Enterprise Search #InternetLibrarian

Camille Mathiem, Jet Propulsion Lab:

Presentation available at http://conferences.infotoday.com/documents/259/A105_Mathieu.pptx

Hard to get money, prove ROI

Architecture: no enterprise is the same as another

“Why can’t it work like Google?”

They use Elasticsearch.

5,000 knowledge workers

150 content silos (that they know of)

Nice display with facets.

At first there were some unacceptable results: failed 50% of the time to provide relevant results in top 5 results.

Librarians were able to make searches more relevant by looking at top 100 searches and tweaking results.  Also, deleting irrelevant pages.

Poor metadata, missing or generic titles (such as “slide 1”) was fixed.

However, band-aid solutions are not sustainable solutions.  Just looking at the top 100 searches misses all the other searches.

Responsive communication with users (who are often content creators as well) is the greatest asset for improving search.

Respect the link between DAM and search.

Most effective solutions may lie in curating content.

Future work:

Machine learning

User-search interaction: anticipatory design, social tagging

Content or repository tagging: consistent metadata

Enterprise search needs a librarian’s respect for curation and metadata.

Sarah Dahlen and Kathlene Hanson, CSU Monterey Bay

Presentation here: http://conferences.infotoday.com/documents/259/A105_Dahlen.pdf

Wanted to find if abstracting and indexing databases provided added value with a discovery tool.
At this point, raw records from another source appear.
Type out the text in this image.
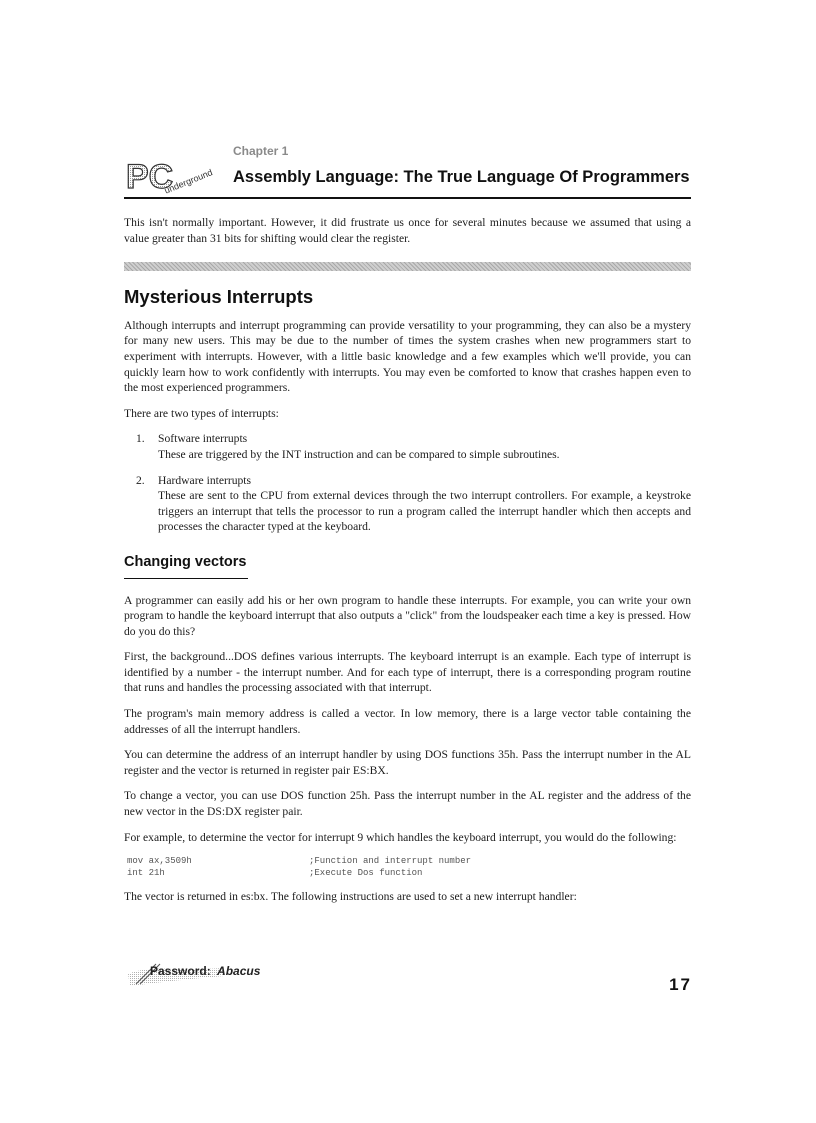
PC
underground
Chapter 1
Assembly Language: The True Language Of Programmers

This isn't normally important. However, it did frustrate us once for several minutes because we assumed that using a value greater than 31 bits for shifting would clear the register.

Mysterious Interrupts

Although interrupts and interrupt programming can provide versatility to your programming, they can also be a mystery for many new users. This may be due to the number of times the system crashes when new programmers start to experiment with interrupts. However, with a little basic knowledge and a few examples which we'll provide, you can quickly learn how to work confidently with interrupts. You may even be comforted to know that crashes happen even to the most experienced programmers.

There are two types of interrupts:

1. Software interrupts
These are triggered by the INT instruction and can be compared to simple subroutines.
2. Hardware interrupts
These are sent to the CPU from external devices through the two interrupt controllers. For example, a keystroke triggers an interrupt that tells the processor to run a program called the interrupt handler which then accepts and processes the character typed at the keyboard.
Changing vectors

A programmer can easily add his or her own program to handle these interrupts. For example, you can write your own program to handle the keyboard interrupt that also outputs a "click" from the loudspeaker each time a key is pressed. How do you do this?

First, the background...DOS defines various interrupts. The keyboard interrupt is an example. Each type of interrupt is identified by a number - the interrupt number. And for each type of interrupt, there is a corresponding program routine that runs and handles the processing associated with that interrupt.

The program's main memory address is called a vector. In low memory, there is a large vector table containing the addresses of all the interrupt handlers.

You can determine the address of an interrupt handler by using DOS functions 35h. Pass the interrupt number in the AL register and the vector is returned in register pair ES:BX.

To change a vector, you can use DOS function 25h. Pass the interrupt number in the AL register and the address of the new vector in the DS:DX register pair.

For example, to determine the vector for interrupt 9 which handles the keyboard interrupt, you would do the following:

mov ax,3509h	;Function and interrupt number
int 21h	;Execute Dos function

The vector is returned in es:bx. The following instructions are used to set a new interrupt handler:

Password: Abacus
17
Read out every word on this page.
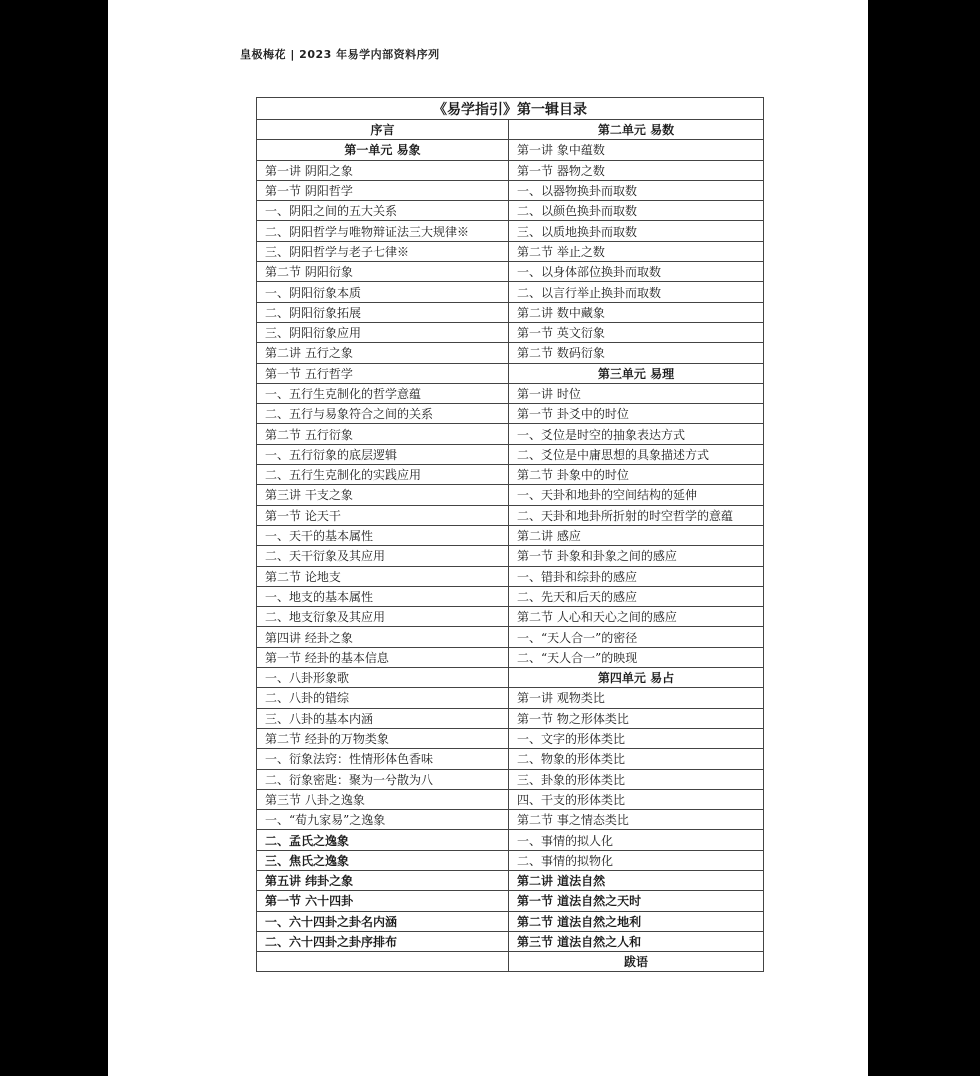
皇极梅花 | 2023 年易学内部资料序列
《易学指引》第一辑目录	
序言	第二单元 易数
第一单元 易象	第一讲 象中蕴数
第一讲 阴阳之象	第一节 器物之数
第一节 阴阳哲学	一、以器物换卦而取数
一、阴阳之间的五大关系	二、以颜色换卦而取数
二、阴阳哲学与唯物辩证法三大规律※	三、以质地换卦而取数
三、阴阳哲学与老子七律※	第二节 举止之数
第二节 阴阳衍象	一、以身体部位换卦而取数
一、阴阳衍象本质	二、以言行举止换卦而取数
二、阴阳衍象拓展	第二讲 数中藏象
三、阴阳衍象应用	第一节 英文衍象
第二讲 五行之象	第二节 数码衍象
第一节 五行哲学	第三单元 易理
一、五行生克制化的哲学意蕴	第一讲 时位
二、五行与易象符合之间的关系	第一节 卦爻中的时位
第二节 五行衍象	一、爻位是时空的抽象表达方式
一、五行衍象的底层逻辑	二、爻位是中庸思想的具象描述方式
二、五行生克制化的实践应用	第二节 卦象中的时位
第三讲 干支之象	一、天卦和地卦的空间结构的延伸
第一节 论天干	二、天卦和地卦所折射的时空哲学的意蕴
一、天干的基本属性	第二讲 感应
二、天干衍象及其应用	第一节 卦象和卦象之间的感应
第二节 论地支	一、错卦和综卦的感应
一、地支的基本属性	二、先天和后天的感应
二、地支衍象及其应用	第二节 人心和天心之间的感应
第四讲 经卦之象	一、“天人合一”的密径
第一节 经卦的基本信息	二、“天人合一”的映现
一、八卦形象歌	第四单元 易占
二、八卦的错综	第一讲 观物类比
三、八卦的基本内涵	第一节 物之形体类比
第二节 经卦的万物类象	一、文字的形体类比
一、衍象法窍：性情形体色香味	二、物象的形体类比
二、衍象密匙：聚为一兮散为八	三、卦象的形体类比
第三节 八卦之逸象	四、干支的形体类比
一、“荀九家易”之逸象	第二节 事之情态类比
二、孟氏之逸象	一、事情的拟人化
三、焦氏之逸象	二、事情的拟物化
第五讲 纬卦之象	第二讲 道法自然
第一节 六十四卦	第一节 道法自然之天时
一、六十四卦之卦名内涵	第二节 道法自然之地利
二、六十四卦之卦序排布	第三节 道法自然之人和
	跋语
Used 50 students and tested 3 search tools:

Social Sciences Abstracts

Default Summon

“Pre-scoped” Summon

Results split evenly, but that means 2/3 preferred one of the discovery layers.

Further areas to explore:

Student use of controlled vocabulary, metadata, search facets.

Library search tools’ use of: subject/discipline scoping, relevance ranking

Question re. missing metadata in documents uploaded to a repository:

JPL: Working on metadata standards.

JPL: Using Sharepoint and Docudata (?)